YOUR GATEWAY TO OPERA AND CLASSICAL MUSIC
FanFaire celebrates AARON COPLAND
"who led American music out of the wilderness"

“Our Bach”

- David Del Tredici, composer

Aaron Copland (1900-1990) was the most admired and beloved American composer of the 20th century. The son of Eastern European Jewish immigrants, he was born and educated in Brooklyn. He lived in Paris in the early 1920s where he studied with the legendary Nadia Boulanger, teacher of many music luminaries such as Virgil Thompson, Walter Piston, Roy Harris, Astor Piazzolla, Daniel Barenboim, Dinu Lipatti, and Philip Glass.

Like other musicians of the period, Copland was initially influenced by jazz. But by the 1930s, he found his metier composing ballet and dance scores brimming with Western folk tunes such as Billy the Kid (1938), Rodeo (1942) and Appalachian Spring (1944) which are repertory favorites to this day. In 1951 Jerome Robbins choreographed his 1950 Clarinet Concerto as the ballet The Pied Piper. He also was a prolific composer of film scores, which include Of Mice and Men (1939), Our Town (1940), The City and The North Star (1943), The Red Pony (1949), and The Heiress (1949) which won an Academy Award.
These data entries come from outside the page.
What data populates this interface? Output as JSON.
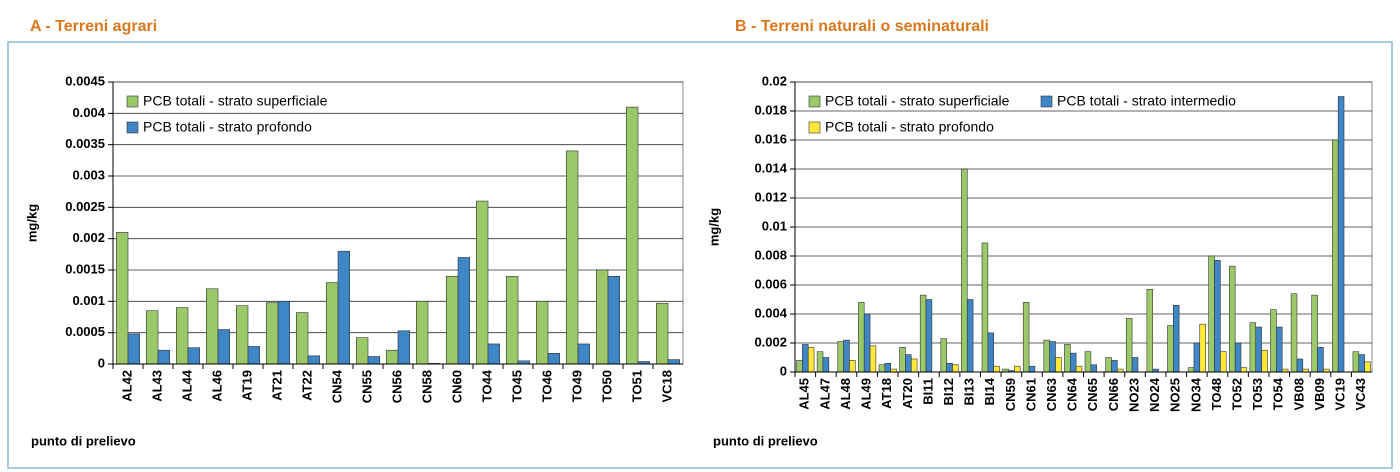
{
  "chart_data": [
    {
      "type": "bar",
      "title": "A - Terreni agrari",
      "ylabel": "mg/kg",
      "xlabel": "punto di prelievo",
      "categories": [
        "AL42",
        "AL43",
        "AL44",
        "AL46",
        "AT19",
        "AT21",
        "AT22",
        "CN54",
        "CN55",
        "CN56",
        "CN58",
        "CN60",
        "TO44",
        "TO45",
        "TO46",
        "TO49",
        "TO50",
        "TO51",
        "VC18"
      ],
      "series": [
        {
          "name": "PCB totali - strato superficiale",
          "color": "#9bc96a",
          "values": [
            0.0021,
            0.00085,
            0.0009,
            0.0012,
            0.00093,
            0.00098,
            0.00082,
            0.0013,
            0.00042,
            0.00022,
            0.001,
            0.0014,
            0.0026,
            0.0014,
            0.001,
            0.0034,
            0.0015,
            0.0041,
            0.00097
          ]
        },
        {
          "name": "PCB totali - strato profondo",
          "color": "#3f86c6",
          "values": [
            0.00048,
            0.00022,
            0.00026,
            0.00055,
            0.00028,
            0.001,
            0.00013,
            0.0018,
            0.00012,
            0.00053,
            1e-05,
            0.0017,
            0.00032,
            5e-05,
            0.00017,
            0.00032,
            0.0014,
            4e-05,
            7e-05
          ]
        }
      ],
      "ylim": [
        0,
        0.0045
      ],
      "yticks": [
        0,
        0.0005,
        0.001,
        0.0015,
        0.002,
        0.0025,
        0.003,
        0.0035,
        0.004,
        0.0045
      ],
      "grid": true,
      "legend": "top-left"
    },
    {
      "type": "bar",
      "title": "B - Terreni naturali o seminaturali",
      "ylabel": "mg/kg",
      "xlabel": "punto di prelievo",
      "categories": [
        "AL45",
        "AL47",
        "AL48",
        "AL49",
        "AT18",
        "AT20",
        "BI11",
        "BI12",
        "BI13",
        "BI14",
        "CN59",
        "CN61",
        "CN63",
        "CN64",
        "CN65",
        "CN66",
        "NO23",
        "NO24",
        "NO25",
        "NO34",
        "TO48",
        "TO52",
        "TO53",
        "TO54",
        "VB08",
        "VB09",
        "VC19",
        "VC43"
      ],
      "series": [
        {
          "name": "PCB totali - strato superficiale",
          "color": "#9bc96a",
          "values": [
            0.0008,
            0.0014,
            0.0021,
            0.0048,
            0.0005,
            0.0017,
            0.0053,
            0.0023,
            0.014,
            0.0089,
            0.0002,
            0.0048,
            0.0022,
            0.0019,
            0.0014,
            0.001,
            0.0037,
            0.0057,
            0.0032,
            0.0003,
            0.008,
            0.0073,
            0.0034,
            0.0043,
            0.0054,
            0.0053,
            0.016,
            0.0014
          ]
        },
        {
          "name": "PCB totali - strato intermedio",
          "color": "#3f86c6",
          "values": [
            0.0019,
            0.001,
            0.0022,
            0.004,
            0.0006,
            0.0012,
            0.005,
            0.0006,
            0.005,
            0.0027,
            0.0001,
            0.0004,
            0.0021,
            0.0013,
            0.0005,
            0.0008,
            0.001,
            0.0002,
            0.0046,
            0.002,
            0.0077,
            0.002,
            0.0031,
            0.0031,
            0.0009,
            0.0017,
            0.019,
            0.0012
          ]
        },
        {
          "name": "PCB totali - strato profondo",
          "color": "#ffe83a",
          "values": [
            0.0017,
            0,
            0.0008,
            0.0018,
            0.0002,
            0.0009,
            0,
            0.0005,
            0,
            0.0004,
            0.0004,
            0,
            0.001,
            0.0004,
            0,
            0.0002,
            0,
            0,
            0,
            0.0033,
            0.0014,
            0.0003,
            0.0015,
            0.0002,
            0.0002,
            0.0002,
            0,
            0.0007
          ]
        }
      ],
      "ylim": [
        0,
        0.02
      ],
      "yticks": [
        0,
        0.002,
        0.004,
        0.006,
        0.008,
        0.01,
        0.012,
        0.014,
        0.016,
        0.018,
        0.02
      ],
      "grid": true,
      "legend": "top-left"
    }
  ]
}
Aaron Copland was the recipient of numerous other awards, such as: A Pulitzer Prize for Appalachian Spring, the Edward Macdowell Medal, the Handel Medallion of the City of New York, the Gold Medal for Music of the American Academy of Arts and Letters, the Presidential Medal of Freedom (America’s highest civilian honor), and the 1979 Kennedy Center Honors.

Copland died in Peekskill, NY in 1990 at the age of 90.